Lying and the overall bullshit factor are on the increase in part because the media lets it happen. More fundamentally, we see a political party that is desperately trying to discredit a remarkably scandal-free sitting president, and has resorted to demeaning and hateful rhetoric known to work with a voter base that scores low on information but generally high on authoritarian personality scales.

And of course, Republicans know they are facing unfavorable demographic trends. A rational person would think the party would want to embrace a wider swath of voters and give them compelling reasons to vote Republican. Instead, that party's politicians and operatives resort to strident and inflammatory rhetoric. They do not know what else to do because they are scared of the future, and they have embraced an inflexible and unsustainable ideology that has boxed them in. They cannot offer up real solutions without violating party dogma. In such an environment, it is no surprise that the candidates feel they are justified in lying, slandering, and misrepresenting opponents. If you want to win, you can't be squeamish.

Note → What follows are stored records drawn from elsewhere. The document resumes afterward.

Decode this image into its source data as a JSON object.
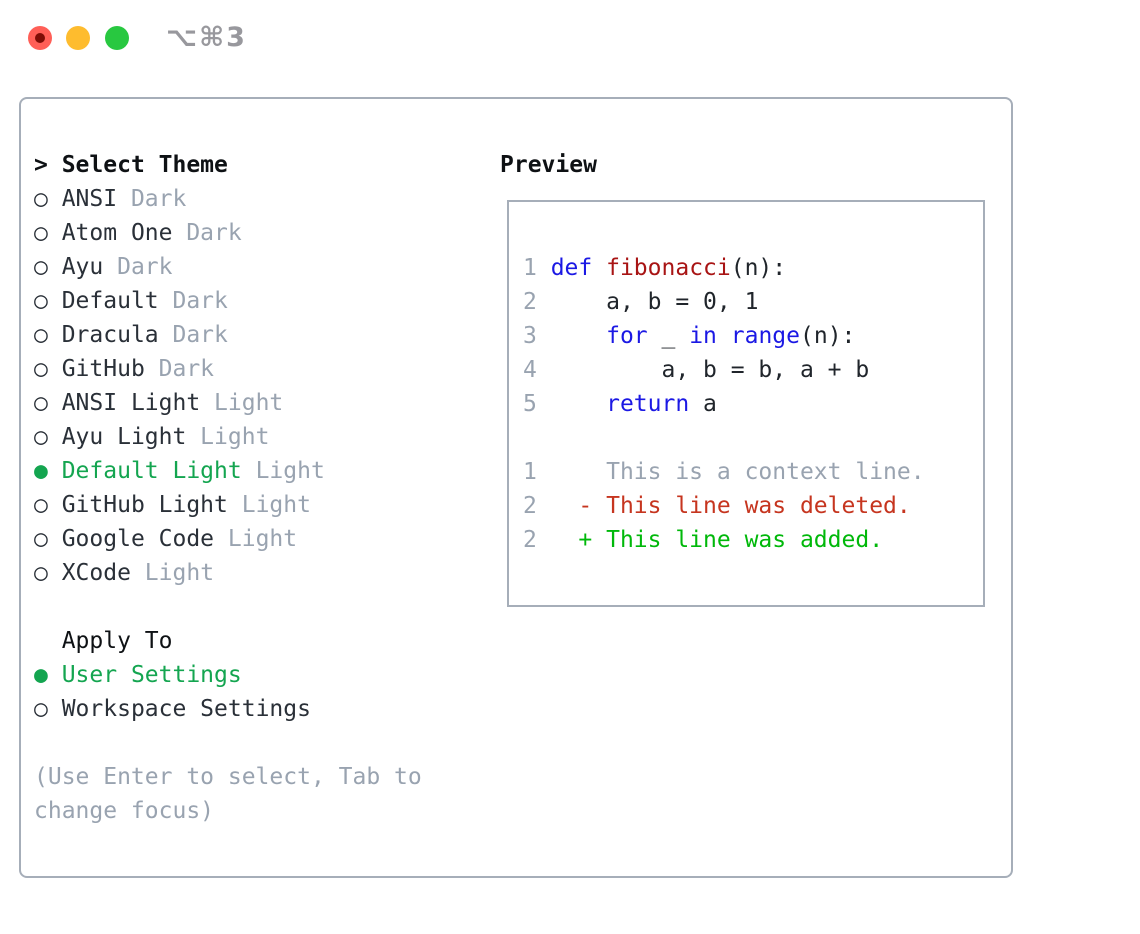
{
  "window": {
    "title": "⌥⌘3"
  },
  "theme_picker": {
    "header_prefix": "> ",
    "header": "Select Theme",
    "bullet_selected": "●",
    "bullet_unselected": "○",
    "items": [
      {
        "name": "ANSI",
        "variant": "Dark",
        "selected": false
      },
      {
        "name": "Atom One",
        "variant": "Dark",
        "selected": false
      },
      {
        "name": "Ayu",
        "variant": "Dark",
        "selected": false
      },
      {
        "name": "Default",
        "variant": "Dark",
        "selected": false
      },
      {
        "name": "Dracula",
        "variant": "Dark",
        "selected": false
      },
      {
        "name": "GitHub",
        "variant": "Dark",
        "selected": false
      },
      {
        "name": "ANSI Light",
        "variant": "Light",
        "selected": false
      },
      {
        "name": "Ayu Light",
        "variant": "Light",
        "selected": false
      },
      {
        "name": "Default Light",
        "variant": "Light",
        "selected": true
      },
      {
        "name": "GitHub Light",
        "variant": "Light",
        "selected": false
      },
      {
        "name": "Google Code",
        "variant": "Light",
        "selected": false
      },
      {
        "name": "XCode",
        "variant": "Light",
        "selected": false
      }
    ]
  },
  "apply_to": {
    "header": "Apply To",
    "options": [
      {
        "label": "User Settings",
        "selected": true
      },
      {
        "label": "Workspace Settings",
        "selected": false
      }
    ]
  },
  "hint": {
    "line1": "(Use Enter to select, Tab to",
    "line2": "change focus)"
  },
  "preview": {
    "header": "Preview",
    "code_lines": [
      {
        "num": "1",
        "tokens": [
          {
            "c": "kw",
            "t": "def"
          },
          {
            "c": "pl",
            "t": " "
          },
          {
            "c": "fn",
            "t": "fibonacci"
          },
          {
            "c": "pl",
            "t": "(n):"
          }
        ]
      },
      {
        "num": "2",
        "tokens": [
          {
            "c": "pl",
            "t": "    a, b = 0, 1"
          }
        ]
      },
      {
        "num": "3",
        "tokens": [
          {
            "c": "pl",
            "t": "    "
          },
          {
            "c": "kw",
            "t": "for"
          },
          {
            "c": "pl",
            "t": " _ "
          },
          {
            "c": "kw",
            "t": "in"
          },
          {
            "c": "pl",
            "t": " "
          },
          {
            "c": "kw",
            "t": "range"
          },
          {
            "c": "pl",
            "t": "(n):"
          }
        ]
      },
      {
        "num": "4",
        "tokens": [
          {
            "c": "pl",
            "t": "        a, b = b, a + b"
          }
        ]
      },
      {
        "num": "5",
        "tokens": [
          {
            "c": "pl",
            "t": "    "
          },
          {
            "c": "kw",
            "t": "return"
          },
          {
            "c": "pl",
            "t": " a"
          }
        ]
      }
    ],
    "diff_lines": [
      {
        "num": "1",
        "tokens": [
          {
            "c": "ctx",
            "t": "    This is a context line."
          }
        ]
      },
      {
        "num": "2",
        "tokens": [
          {
            "c": "del",
            "t": "  - This line was deleted."
          }
        ]
      },
      {
        "num": "2",
        "tokens": [
          {
            "c": "add",
            "t": "  + This line was added."
          }
        ]
      }
    ]
  },
  "colors": {
    "header_black": "#0E1114",
    "text_dark": "#2A3038",
    "muted_gray": "#99A3B0",
    "border_gray": "#A6AEB9",
    "sel_green": "#14A550",
    "add_green": "#00B80A",
    "del_red": "#C6351F",
    "fn_red": "#A81414",
    "kw_blue": "#1B18E4",
    "code_plain": "#20252B",
    "title_gray": "#98989D",
    "tl_red": "#FF5F57",
    "tl_red_dot": "#7E0D06",
    "tl_yellow": "#FEBC2E",
    "tl_green": "#28C840"
  }
}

Take Mitt Romney, who, despite everything, is still likely to be the Republican nominee. It would be an understatement to say I have a problem with this class warrior, the choice of oligarchs everywhere. It isn't the Mormon thing, per se, even if that makes some Republicans squirm. After all, Romney's acceptance of magic underwear or Joseph Smith's inane story of the golden plates is not any less credible than Santorum's belief in transubstantiation or papal infallibility.

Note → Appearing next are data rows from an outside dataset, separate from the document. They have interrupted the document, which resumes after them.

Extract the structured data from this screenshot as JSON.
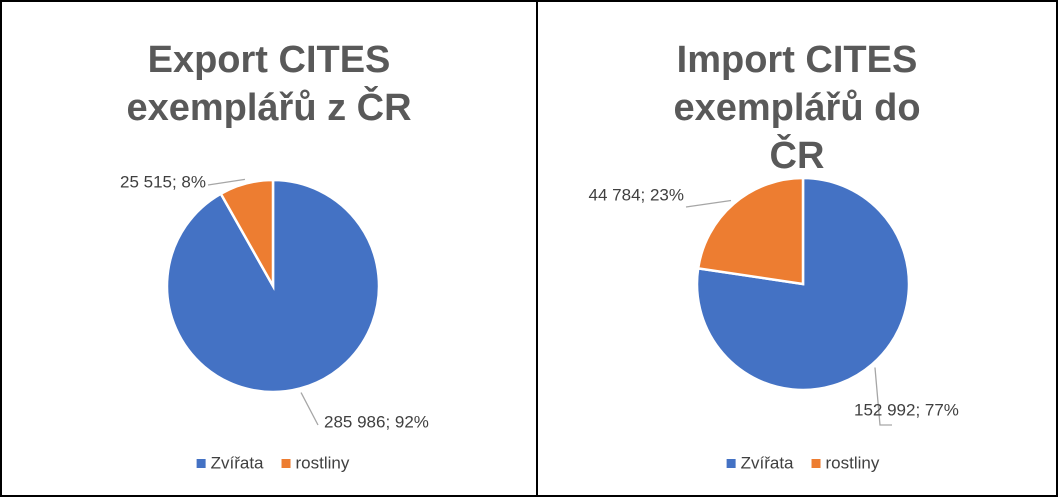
{
  "chart_data": [
    {
      "type": "pie",
      "title": "Export CITES exemplářů z ČR",
      "categories": [
        "Zvířata",
        "rostliny"
      ],
      "values": [
        285986,
        25515
      ],
      "value_labels": [
        "285 986; 92%",
        "25 515; 8%"
      ],
      "colors": [
        "#4472c4",
        "#ed7d31"
      ],
      "legend": "bottom"
    },
    {
      "type": "pie",
      "title": "Import CITES exemplářů do ČR",
      "categories": [
        "Zvířata",
        "rostliny"
      ],
      "values": [
        152992,
        44784
      ],
      "value_labels": [
        "152 992; 77%",
        "44 784; 23%"
      ],
      "colors": [
        "#4472c4",
        "#ed7d31"
      ],
      "legend": "bottom"
    }
  ]
}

It is mostly because Romney has the interests of the one percent at heart; a Wall Street First kind of guy who thinks gutting social programs and further shifting wealth to the very top is viable policy.    

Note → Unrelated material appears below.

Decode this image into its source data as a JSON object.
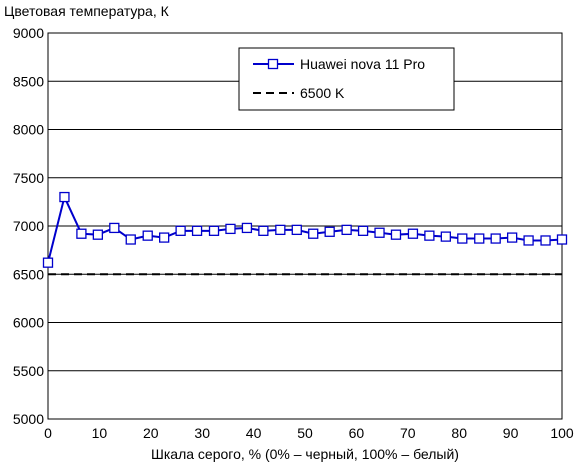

But on a more personal level I am offended by a man who now feels the lying is an acceptable campaign tactic. Adultery and divorce no longer carry the social stigma they once did, much to Newt's relief, so why should bald-faced lying? 

The video below shows Rachel Maddow discussing Romney's honesty issue. As she says, "there is something different" about Romney and his campaign, well beyond the usual twisting and distorting we find with most candidates, the kind we long accepted as the nature of hard-ball politics. Maddow gives specific, undeniable, calculated lies, and then notes the indifference the Romney camp shows when it is caught.

These examples are not mistakes or gaffs; everyone makes those and everyone deserves to be cut at least a little slack when they make them, especially during an exhausting primary race. Maddow's very reasonable question is to ask whether Romney's chronic, almost pathological willingness to lie, even when he knows fact-checkers can easily call him out, is now a leading indicator of where American politics is headed, a new standard of cynicism and calculated manipulation.